CPAP - Continuous Positive Airway Pressure
3202 McIntosh Circle, Suite 102
CPAP (Continuous Positive Airway Pressure)
CPAP is "continuous positive airway pressure." CPAP is a treatment that delivers slightly pressurized air during the breathing cycle. It is a small electric pump which delivers pressurized air through a mask over your nose. CPAP prevents your airway from closing while you sleep. This makes breathing easier for persons with obstructive sleep apnea and other respiratory problems. Our sleep medicine specialists will work with you to find a CPAP pump that is appropriate for your sleeping habits. Below are some frequently asked questions about CPAPs.
Are there any other treatments for sleep apnea besides CPAP?
Yes. Please ask your physician for more information about other available treatments.
What do the numbers on a CPAP machine mean?
CPAP pressure is measured in centimeters of water.
Does my insurance company or Medicare cover a second sleep study as well as the costs of CPAP?
Medicare and most insurance companies cover the second sleep study and CPAP, subject to your benefit coverage and deductibles. Ask your insurance carrier for more information.
How do I obtain a CPAP machine?
Durable medical equipment (DME) vendors, such as Freeman Health Essentials, dispense CPAP machines. Our staff will be glad to assist you in determining which vendor is right for you. Medicare and most insurance companies often pay for CPAP machine rentals until it is clear that the treatment is right for you. At that point, the insurance company will purchase it for you and apply all the rental fees towards the purchase price.
Can I buy a CPAP machine from a vendor on the Internet?
Yes, however please know that most insurance companies will not reimburse you for a CPAP machine purchased from a vendor on the Internet. If you know what you want and are paying cash, this might be your best option.
Are there different types of masks?
Masks come in all shapes and sizes. The most common kinds of mask are:
- Nasal mask: covers your nose only. The nasal mask is the most common mask.
- Full face mask: covers both your nose and mouth. A full face mask may help if you have air leaks using a nasal mask or if you breathe through the mouth while sleeping.
How do people with claustrophobia deal with CPAP?
Our staff will work with you to help you adjust to a mask. Additionally, there are masks that work better for claustrophobic patients. Please discuss your concerns with your physician.
How do I know which CPAP machine and mask are right for me?
Your physician and your DME vendor will assist you in choosing a CPAP and mask.
Do I have to wear the mask all night, every night?
You will get most of the benefit of CPAP if you wear it four hours or more, approximately 75% of the time that you’re sleeping.
What are the common side effects from CPAP?
Discomfort from the mask or the sensation of difficulty exhaling against pressure are the main side effects of CPAP. Your mask can be refitted, and most patients get used to breathing against the pressure. Nasal congestion or dryness, as well as mouth dryness are other side effects that your physician can usually treat. All CPAP machines include a humidifier to help with the dryness associated with CPAP.
Are CPAP machines noisy?
Most CPAP machines are quiet. Bed partners usually prefer the "white noise" from CPAP to the loud noise associated with snoring.
What happens if I don't wear the mask for a few nights?

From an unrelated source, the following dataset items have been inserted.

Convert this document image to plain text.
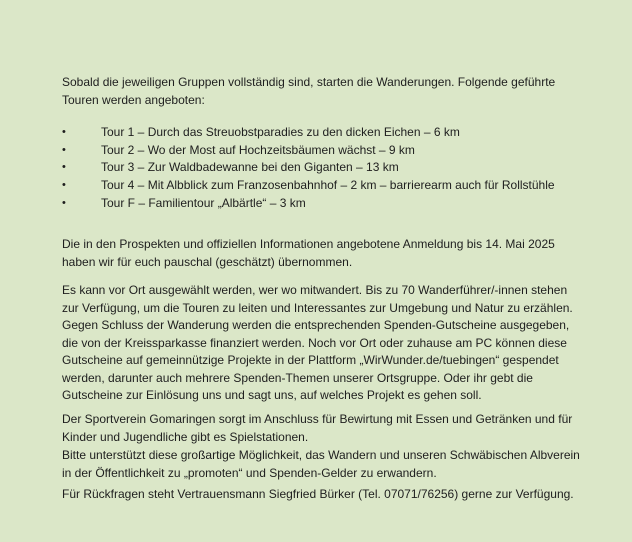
Sobald die jeweiligen Gruppen vollständig sind, starten die Wanderungen. Folgende geführte Touren werden angeboten:

•	Tour 1 – Durch das Streuobstparadies zu den dicken Eichen – 6 km
•	Tour 2 – Wo der Most auf Hochzeitsbäumen wächst – 9 km
•	Tour 3 – Zur Waldbadewanne bei den Giganten – 13 km
•	Tour 4 – Mit Albblick zum Franzosenbahnhof – 2 km – barrierearm auch für Rollstühle
•	Tour F – Familientour „Albärtle“ – 3 km

Die in den Prospekten und offiziellen Informationen angebotene Anmeldung bis 14. Mai 2025 haben wir für euch pauschal (geschätzt) übernommen.

Es kann vor Ort ausgewählt werden, wer wo mitwandert. Bis zu 70 Wanderführer/-innen stehen zur Verfügung, um die Touren zu leiten und Interessantes zur Umgebung und Natur zu erzählen. Gegen Schluss der Wanderung werden die entsprechenden Spenden-Gutscheine ausgegeben, die von der Kreissparkasse finanziert werden. Noch vor Ort oder zuhause am PC können diese Gutscheine auf gemeinnützige Projekte in der Plattform „WirWunder.de/tuebingen“ gespendet werden, darunter auch mehrere Spenden-Themen unserer Ortsgruppe. Oder ihr gebt die Gutscheine zur Einlösung uns und sagt uns, auf welches Projekt es gehen soll.

Der Sportverein Gomaringen sorgt im Anschluss für Bewirtung mit Essen und Getränken und für Kinder und Jugendliche gibt es Spielstationen.

Bitte unterstützt diese großartige Möglichkeit, das Wandern und unseren Schwäbischen Albverein in der Öffentlichkeit zu „promoten“ und Spenden-Gelder zu erwandern.

Für Rückfragen steht Vertrauensmann Siegfried Bürker (Tel. 07071/76256) gerne zur Verfügung.
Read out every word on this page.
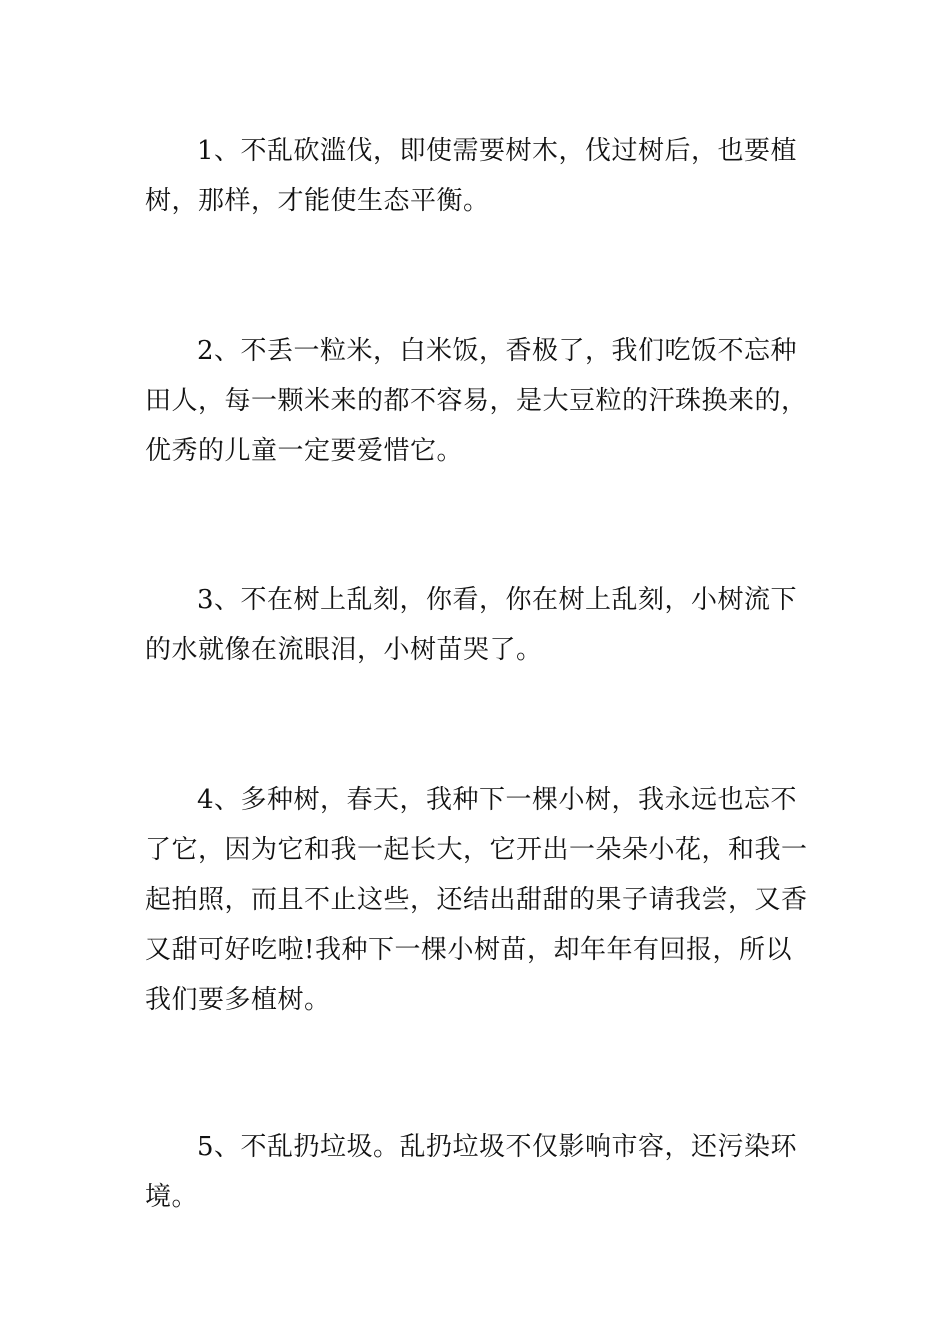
1、不乱砍滥伐，即使需要树木，伐过树后，也要植树，那样，才能使生态平衡。

2、不丢一粒米，白米饭，香极了，我们吃饭不忘种田人，每一颗米来的都不容易，是大豆粒的汗珠换来的，优秀的儿童一定要爱惜它。

3、不在树上乱刻，你看，你在树上乱刻，小树流下的水就像在流眼泪，小树苗哭了。

4、多种树，春天，我种下一棵小树，我永远也忘不了它，因为它和我一起长大，它开出一朵朵小花，和我一起拍照，而且不止这些，还结出甜甜的果子请我尝，又香又甜可好吃啦!我种下一棵小树苗，却年年有回报，所以我们要多植树。

5、不乱扔垃圾。乱扔垃圾不仅影响市容，还污染环境。
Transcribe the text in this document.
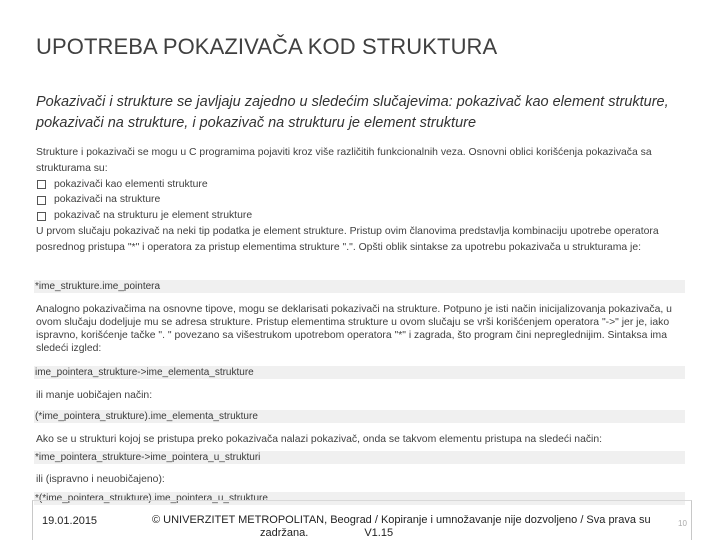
UPOTREBA POKAZIVAČA KOD STRUKTURA
Pokazivači i strukture se javljaju zajedno u sledećim slučajevima: pokazivač kao element strukture, pokazivači na strukture, i pokazivač na strukturu je element strukture

Strukture i pokazivači se mogu u C programima pojaviti kroz više različitih funkcionalnih veza. Osnovni oblici korišćenja pokazivača sa strukturama su:

pokazivači kao elementi strukture
pokazivači na strukture
pokazivač na strukturu je element strukture

U prvom slučaju pokazivač na neki tip podatka je element strukture. Pristup ovim članovima predstavlja kombinaciju upotrebe operatora posrednog pristupa "*" i operatora za pristup elementima strukture ".". Opšti oblik sintakse za upotrebu pokazivača u strukturama je:

*ime_strukture.ime_pointera
Analogno pokazivačima na osnovne tipove, mogu se deklarisati pokazivači na strukture. Potpuno je isti način inicijalizovanja pokazivača, u ovom slučaju dodeljuje mu se adresa strukture. Pristup elementima strukture u ovom slučaju se vrši korišćenjem operatora "->" jer je, iako ispravno, korišćenje tačke ". " povezano sa višestrukom upotrebom operatora "*" i zagrada, što program čini nepreglednijim. Sintaksa ima sledeći izgled:
ime_pointera_strukture->ime_elementa_strukture
ili manje uobičajen način:
(*ime_pointera_strukture).ime_elementa_strukture
Ako se u strukturi kojoj se pristupa preko pokazivača nalazi pokazivač, onda se takvom elementu pristupa na sledeći način:
*ime_pointera_strukture->ime_pointera_u_strukturi
ili (ispravno i neuobičajeno):
*(*ime_pointera_strukture).ime_pointera_u_strukture
19.01.2015	© UNIVERZITET METROPOLITAN, Beograd / Kopiranje i umnožavanje nije dozvoljeno / Sva prava su
zadržana.	V1.15
10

Unless you have severe heart or lung disease, there is no harm going without CPAP for a night. Many patients like the way it makes them feel so much that they would not dare go a night without using it.
Can I travel with a CPAP?
CPAP machines are portable and can be carried onto a plane. A travel case for the device and accessories often comes with your machine or can be purchased. Ask your physician for a letter of medical necessity to carry with your CPAP machine. Sleep apnea and CPAP are common that these devices are often easily recognized as harmless by airport security personnel. Airport x-ray screening does not harm CPAP machines.

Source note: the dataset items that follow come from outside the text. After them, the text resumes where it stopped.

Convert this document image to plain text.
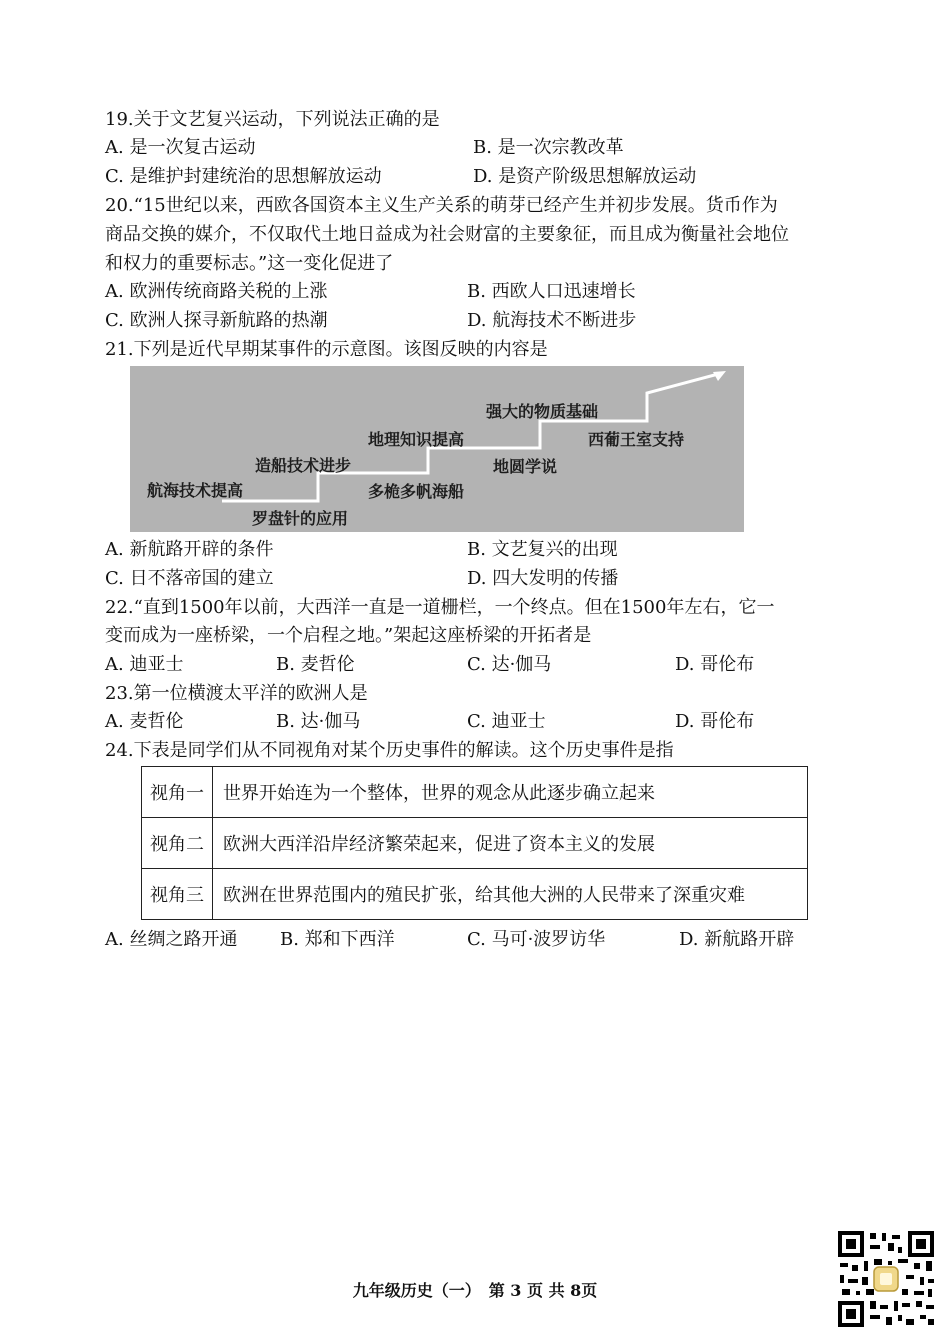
19.关于文艺复兴运动，下列说法正确的是
A. 是一次复古运动	B. 是一次宗教改革
C. 是维护封建统治的思想解放运动	D. 是资产阶级思想解放运动
20.“15世纪以来，西欧各国资本主义生产关系的萌芽已经产生并初步发展。货币作为
商品交换的媒介，不仅取代土地日益成为社会财富的主要象征，而且成为衡量社会地位
和权力的重要标志。”这一变化促进了
A. 欧洲传统商路关税的上涨	B. 西欧人口迅速增长
C. 欧洲人探寻新航路的热潮	D. 航海技术不断进步
21.下列是近代早期某事件的示意图。该图反映的内容是
航海技术提高
造船技术进步
地理知识提高
强大的物质基础
罗盘针的应用
多桅多帆海船
地圆学说
西葡王室支持
A. 新航路开辟的条件	B. 文艺复兴的出现
C. 日不落帝国的建立	D. 四大发明的传播
22.“直到1500年以前，大西洋一直是一道栅栏，一个终点。但在1500年左右，它一
变而成为一座桥梁，一个启程之地。”架起这座桥梁的开拓者是
A. 迪亚士	B. 麦哲伦	C. 达·伽马	D. 哥伦布
23.第一位横渡太平洋的欧洲人是
A. 麦哲伦	B. 达·伽马	C. 迪亚士	D. 哥伦布
24.下表是同学们从不同视角对某个历史事件的解读。这个历史事件是指
视角一	世界开始连为一个整体，世界的观念从此逐步确立起来
视角二	欧洲大西洋沿岸经济繁荣起来，促进了资本主义的发展
视角三	欧洲在世界范围内的殖民扩张，给其他大洲的人民带来了深重灾难
A. 丝绸之路开通 B. 郑和下西洋	C. 马可·波罗访华	D. 新航路开辟
九年级历史（一）　第 3 页 共 8页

How often do I get a new mask?
Although most insurance companies will pay for a replacement mask as often as every three months, that is usually not necessary. The replacement schedule depends on your specific mask.
How often do I have to wash the equipment?
Regular cleaning is important to make sure your CPAP device stays clean and works correctly. Ask your home equipment supplier for details about how and when to clean your device and accessories.
How often should I see my physician?
Most insurance companies require a follow-up appointment within 6 weeks of starting CPAP. Regular office visits will allow you to express concerns and ask questions. Because it can take time to get used to using CPAP, regular visits will allow your physician to determine whether you’re doing well with the mask.
Should I bring my CPAP with me to appointments?
Please bring your machine with you to each appointment so that it can be tested and adjusted.
Do I have to undergo any more sleep studies?
We typically do not repeat sleep studies unless there has been a significant change in your weight, it has been more than five years since your last study or you are doing poorly with your CPAP machine.